New Guidelines for Women’s Preventive Healthcare Services

Within the next 18 months, paying for things like birth control, yearly check-ups, breastfeeding supplies, etc. will be a thing of the past…as those expenses will totally disappear from most American women’s budgets.

Earlier this month, the Secretary of Health & Human Services (HHS) announced new guidelines for coverage of women’s preventive healthcare services. Most notably, the mandate—which represents a landmark decision in a decades-long debate on women’s health issues—means that U.S. health insurance companies must now fully cover women’s birth control. 

The requirement applies to all forms of birth control approved by the FDA. That includes the pill, intrauterine devices, the so-called “morning-after” pill, and newer forms of long-acting implantable hormonal contraceptives.

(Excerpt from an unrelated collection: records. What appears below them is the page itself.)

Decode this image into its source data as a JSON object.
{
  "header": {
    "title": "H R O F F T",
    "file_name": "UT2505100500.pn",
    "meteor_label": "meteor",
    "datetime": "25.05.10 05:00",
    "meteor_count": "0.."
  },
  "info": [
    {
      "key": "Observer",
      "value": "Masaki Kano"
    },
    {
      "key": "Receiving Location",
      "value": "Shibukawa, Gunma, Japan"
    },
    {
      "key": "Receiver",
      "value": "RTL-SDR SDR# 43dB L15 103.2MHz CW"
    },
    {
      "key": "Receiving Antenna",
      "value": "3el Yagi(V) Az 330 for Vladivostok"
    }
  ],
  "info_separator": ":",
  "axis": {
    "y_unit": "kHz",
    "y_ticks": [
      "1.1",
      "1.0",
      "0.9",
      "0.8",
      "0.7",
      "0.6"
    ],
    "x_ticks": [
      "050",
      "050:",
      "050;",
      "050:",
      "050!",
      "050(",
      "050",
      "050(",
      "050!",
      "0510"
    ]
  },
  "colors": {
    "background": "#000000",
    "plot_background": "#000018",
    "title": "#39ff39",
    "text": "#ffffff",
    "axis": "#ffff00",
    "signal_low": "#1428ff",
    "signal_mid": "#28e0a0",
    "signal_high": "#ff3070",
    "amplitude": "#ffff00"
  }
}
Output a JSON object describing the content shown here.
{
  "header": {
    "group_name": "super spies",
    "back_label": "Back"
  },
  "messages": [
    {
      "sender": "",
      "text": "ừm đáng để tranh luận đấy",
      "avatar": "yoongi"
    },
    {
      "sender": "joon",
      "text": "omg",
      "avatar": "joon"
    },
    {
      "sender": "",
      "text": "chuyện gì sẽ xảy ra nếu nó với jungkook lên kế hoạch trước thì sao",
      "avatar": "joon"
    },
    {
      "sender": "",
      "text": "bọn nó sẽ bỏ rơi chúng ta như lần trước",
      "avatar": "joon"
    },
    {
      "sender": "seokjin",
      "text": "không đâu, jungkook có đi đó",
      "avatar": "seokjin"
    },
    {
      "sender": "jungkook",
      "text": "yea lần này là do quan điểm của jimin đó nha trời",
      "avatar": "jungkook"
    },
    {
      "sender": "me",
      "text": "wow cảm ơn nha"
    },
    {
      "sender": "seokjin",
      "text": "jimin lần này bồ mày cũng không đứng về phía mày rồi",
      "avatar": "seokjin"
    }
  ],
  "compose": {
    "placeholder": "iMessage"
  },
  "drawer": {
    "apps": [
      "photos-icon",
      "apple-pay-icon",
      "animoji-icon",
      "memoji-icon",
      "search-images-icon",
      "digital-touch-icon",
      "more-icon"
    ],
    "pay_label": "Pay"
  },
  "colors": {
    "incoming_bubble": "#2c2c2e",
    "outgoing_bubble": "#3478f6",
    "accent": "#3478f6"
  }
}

NOTE: In a nod to conservative groups, the agency also released an amendment that would allow religious employers/institutions the choice to opt out of covering contraceptive services. 

The new guidelines also require 100% coverage of these additional preventive health categories:

  • Annual preventive/wellness visits (including prenatal care);
  • Gestational diabetes screening;
  • Human papillomavirus (HPV) testing;
  • Counseling/Screening for human immunodeficiency virus (HIV);
  • Counseling/Screening for sexually transmitted disease (STD) infections;
  • Breastfeeding support/supplies; and
  • Domestic violence counseling.

These new services join a growing list already embedded in the Affordable Care Act, including colonoscopies, mammograms, pediatric services, and vaccinations.

The guidelines, a by-product of last year’s healthcare overhaul, require non-grandfathered health plans to do away with co-payments, co-insurance, and deductibles on coverage of the services listed above beginning on August 1, 2012 (or January 1, 2013 for calendar year plans). Plans that are considered “grandfathered” under the law (those that were in place prior to March 23, 2010) are exempt, and will not be affected.